= Near letter-quality printing =

Dot-matrix printing process

Near letter-quality (NLQ) printing is a process where dot matrix printers produce high-quality text by using multiple passes to produce higher dot density. The tradeoff for the improved print quality is reduced printing speed. Software can also be used to produce this effect. The term was coined in the 1980s to distinguish NLQ printing from true letter-quality printing, as produced by a printer based on traditional typewriter technology such as a daisy wheel, or by a laser printer.

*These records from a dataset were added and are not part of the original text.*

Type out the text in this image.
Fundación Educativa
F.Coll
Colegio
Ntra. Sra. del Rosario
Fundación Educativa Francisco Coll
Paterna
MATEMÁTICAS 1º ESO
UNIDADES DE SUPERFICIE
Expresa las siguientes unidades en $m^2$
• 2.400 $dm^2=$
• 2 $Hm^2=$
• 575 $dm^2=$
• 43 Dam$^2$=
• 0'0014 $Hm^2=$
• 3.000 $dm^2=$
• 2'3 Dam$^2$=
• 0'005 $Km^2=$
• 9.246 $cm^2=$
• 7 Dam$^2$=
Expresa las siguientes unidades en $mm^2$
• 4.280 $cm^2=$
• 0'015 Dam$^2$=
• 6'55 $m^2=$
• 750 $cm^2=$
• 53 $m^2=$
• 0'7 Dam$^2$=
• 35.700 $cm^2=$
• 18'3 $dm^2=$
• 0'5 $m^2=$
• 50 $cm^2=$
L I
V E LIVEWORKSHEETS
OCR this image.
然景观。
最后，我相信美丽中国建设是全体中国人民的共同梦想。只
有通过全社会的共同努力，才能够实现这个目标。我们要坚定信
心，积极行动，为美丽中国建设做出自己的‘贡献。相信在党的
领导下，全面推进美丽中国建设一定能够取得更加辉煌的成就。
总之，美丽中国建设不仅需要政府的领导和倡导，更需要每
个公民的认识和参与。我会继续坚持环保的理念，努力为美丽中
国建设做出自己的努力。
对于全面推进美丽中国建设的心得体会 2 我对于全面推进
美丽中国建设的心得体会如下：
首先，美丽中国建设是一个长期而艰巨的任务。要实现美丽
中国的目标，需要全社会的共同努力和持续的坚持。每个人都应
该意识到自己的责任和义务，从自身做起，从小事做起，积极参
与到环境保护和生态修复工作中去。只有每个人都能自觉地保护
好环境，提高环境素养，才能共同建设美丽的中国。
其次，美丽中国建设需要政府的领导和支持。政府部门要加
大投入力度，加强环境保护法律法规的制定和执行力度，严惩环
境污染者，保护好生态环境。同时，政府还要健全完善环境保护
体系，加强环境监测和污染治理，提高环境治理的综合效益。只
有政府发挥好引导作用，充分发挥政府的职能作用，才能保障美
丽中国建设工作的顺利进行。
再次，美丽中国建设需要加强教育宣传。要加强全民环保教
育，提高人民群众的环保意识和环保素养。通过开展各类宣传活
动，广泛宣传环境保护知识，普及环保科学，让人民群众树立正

In 1985, The New York Times described the marketing of printers with the terms "near letter-quality, or N.L.Q." as "just a neat little bit of hype", but acknowledged that they "really show their stuff in the area of fonts, print enhancements and graphics".

==Technology overview==
Near letter-quality is a form of impact dot matrix printing. What The New York Times called "dot-matrix impact
printing", was deemed almost good enough to be used in a business letter

Reviews in the later 1980s ranged from "good but not great" to "endowed with a simulated typewriter-like quality".

By using multiple passes of the carriage, and higher dot density, the printer could increase the effective resolution. For example, the Epson FX-86 could achieve a theoretical addressable dot-grid of 240 by 216 dots/inch using a print head with a vertical dot density of only 72 dots/inch, by making multiple passes of the print head for each line. For 240 by 144 dots/inch, the print head would make one pass, printing 240 by 72 dots/inch, then the printer would advance the paper by half of the vertical dot pitch (1/144 inch), then the print head would make a second pass. For 240 by 216 dots/inch, the print head would make three passes with smaller paper movement (1/3 vertical dot pitch,
or 1/216 inch) between the passes. To cut hardware costs, some manufacturers merely used a double strike (doubly printing each line) to increase the printed text's boldness, resulting in bolder but still jagged text. In all cases, NLQ mode incurred a severe speed penalty.

Because of the slow speed of NLQ printing, all NLQ printers have at least one "draft mode", in which the same fonts are used, but with only one pass of the print head per line. This produces lower-resolution printing, but at higher speed.

Expensive NLQ printers had multiple fonts built-in, and some had a slot where a font cartridge could be inserted to add more fonts. Printer utility software could be used to print with multiple fonts on less-expensive printers. Not all of these utilities worked with all printers and applications, however.